Сама Лина отцом его не называла. Это был всего лишь человек, за которого мама вышла замуж, когда Лине было двенадцать. Так она его и называла: муж мамы. Чтобы не показывать свою эмоциональную оценку, она нарочно не называла его по имени, когда обращалась к нему. Она и папой его не называла. Лина просто начинала говорить, а его задачей было понять, что она обращается к нему. Иногда он не понимал, что падчерица говорит с ним, но Лину это не беспокоило. Невелика плата за то, чтобы сохранить эмоциональную дистанцию. Она так и не потеплела к нему, возможно из-за верности отцу, которого она едва помнила, и который не заслуживал этой верности, если учесть, что он никогда не звонил ей, никогда не посылал им деньги и не помогал воспитывать ее.

Они попрощались, и мама ушла, оставив ее одну.

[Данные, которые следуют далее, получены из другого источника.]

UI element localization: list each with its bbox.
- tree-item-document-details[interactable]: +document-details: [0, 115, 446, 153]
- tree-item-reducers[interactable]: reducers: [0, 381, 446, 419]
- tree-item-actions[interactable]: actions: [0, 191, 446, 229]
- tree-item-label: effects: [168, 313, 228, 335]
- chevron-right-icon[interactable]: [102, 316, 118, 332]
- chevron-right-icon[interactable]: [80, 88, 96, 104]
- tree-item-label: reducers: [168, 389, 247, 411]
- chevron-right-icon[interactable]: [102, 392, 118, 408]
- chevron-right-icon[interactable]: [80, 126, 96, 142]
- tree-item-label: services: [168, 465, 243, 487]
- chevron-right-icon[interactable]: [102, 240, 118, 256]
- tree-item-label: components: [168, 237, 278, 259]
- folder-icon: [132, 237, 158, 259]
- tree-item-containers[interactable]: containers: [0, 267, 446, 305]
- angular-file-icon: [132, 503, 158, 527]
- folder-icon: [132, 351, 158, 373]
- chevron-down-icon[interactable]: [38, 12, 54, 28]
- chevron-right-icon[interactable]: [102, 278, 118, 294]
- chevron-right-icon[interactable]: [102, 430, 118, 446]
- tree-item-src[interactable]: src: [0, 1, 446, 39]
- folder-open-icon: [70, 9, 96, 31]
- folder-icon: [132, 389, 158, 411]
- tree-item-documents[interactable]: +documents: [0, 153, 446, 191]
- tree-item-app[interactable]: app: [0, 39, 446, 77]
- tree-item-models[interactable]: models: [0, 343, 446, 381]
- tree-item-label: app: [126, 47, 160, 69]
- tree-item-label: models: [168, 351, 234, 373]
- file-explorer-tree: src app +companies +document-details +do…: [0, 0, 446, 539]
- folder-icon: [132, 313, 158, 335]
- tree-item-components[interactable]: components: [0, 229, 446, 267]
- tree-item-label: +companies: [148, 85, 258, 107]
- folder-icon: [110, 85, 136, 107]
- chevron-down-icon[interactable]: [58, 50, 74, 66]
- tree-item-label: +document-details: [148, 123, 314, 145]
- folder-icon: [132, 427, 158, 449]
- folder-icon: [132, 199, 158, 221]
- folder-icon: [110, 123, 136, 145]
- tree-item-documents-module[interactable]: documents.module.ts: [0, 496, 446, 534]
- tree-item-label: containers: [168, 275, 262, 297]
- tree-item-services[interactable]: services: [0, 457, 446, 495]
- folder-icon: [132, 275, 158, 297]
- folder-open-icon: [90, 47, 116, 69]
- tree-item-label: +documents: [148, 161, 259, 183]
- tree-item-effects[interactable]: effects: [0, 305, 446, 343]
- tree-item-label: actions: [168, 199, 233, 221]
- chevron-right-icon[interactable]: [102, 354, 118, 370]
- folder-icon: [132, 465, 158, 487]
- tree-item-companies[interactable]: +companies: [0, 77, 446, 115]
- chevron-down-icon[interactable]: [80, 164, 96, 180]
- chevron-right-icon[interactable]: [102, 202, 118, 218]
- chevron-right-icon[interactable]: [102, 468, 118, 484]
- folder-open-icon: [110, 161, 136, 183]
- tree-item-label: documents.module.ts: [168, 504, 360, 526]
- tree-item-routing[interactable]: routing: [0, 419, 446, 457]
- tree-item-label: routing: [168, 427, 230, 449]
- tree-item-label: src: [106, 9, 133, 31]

Идя по больничному коридору отделения, мама Лины заглядывала в палаты, где лежали молодые мамы. Ей вспомнилось, как сама она, тогда молодая мама, была пациенткой этой же больницы, лежала в этой же палате. Это было почти тридцать лет назад. Лина была самой большой радостью в ее жизни, и самой сильной болью было потерять любовь Лины за столько лет. Ей было страшно думать, что она однажды умрет, так и не помирившись с Линой. А вот внучка могла бы снова дать любовь.

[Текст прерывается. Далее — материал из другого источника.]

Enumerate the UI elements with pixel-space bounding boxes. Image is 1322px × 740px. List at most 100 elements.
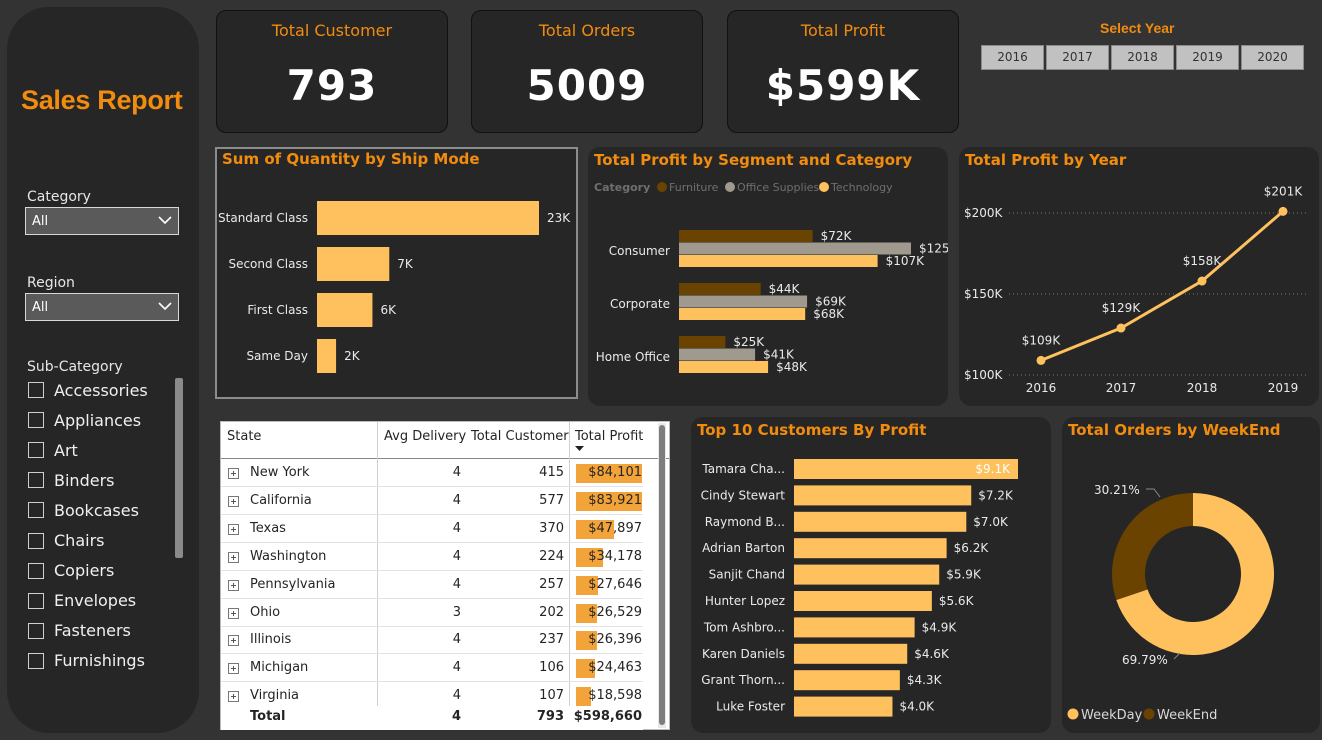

Она уже много лет мечтала, что у Лины появится ребёнок, и надеялась, что это будет девочка, и тогда она уже не сделает ошибок, которые допустила в отношениях с Линой. Она не знала, что сделала не так, но точно бы не сделала этого впредь. Но возможность была упущена – сразу же, как только она о ней узнала. Кто знает, сколько времени пройдет, пока Лина снова забеременеет, если вообще это произойдет. С этой мыслью было сложно смириться. Она едва успела выйти из больницы прежде, чем расплакаться. Достала салфетку из сумки и прикрыла ей лицо, чтобы прохожие не видели, что она плачет.

Глава вторая

Лина спит, поворачиваясь с боку на бок. Во сне она видит себя ребенком, где ей года четыре. Она гуляет с другой девочкой этого же возраста, но имени подружки не помнит. Они на улице, где она жила в детстве. Кажется, они играют в какую-ту игру: скорее всего, в чехарду. Они идут мимо дорожного слива. Она заглядывает туда: там темно, это ее пугает, она уходит, но чувствует, будто что-то обвивается вокруг ноги. Она наклоняется, и на ноге видит змею, которая выползла из люка: черно-серую, больше трех футов длиной. Она вскрикивает, и в это время еще две змеи обвиваются вокруг другой ноги. Другая девочка хватает первую змею за хвост и стягивает ее с Лины. Змея сердится и обвивается вокруг руки девочки. Подружка вскрикивает. Другие змеи отползают от Лины и заползают на девочку. Из канализации выползает еще больше змей и тоже ползут на них. Лина зовет на помощь, но никто не слышит.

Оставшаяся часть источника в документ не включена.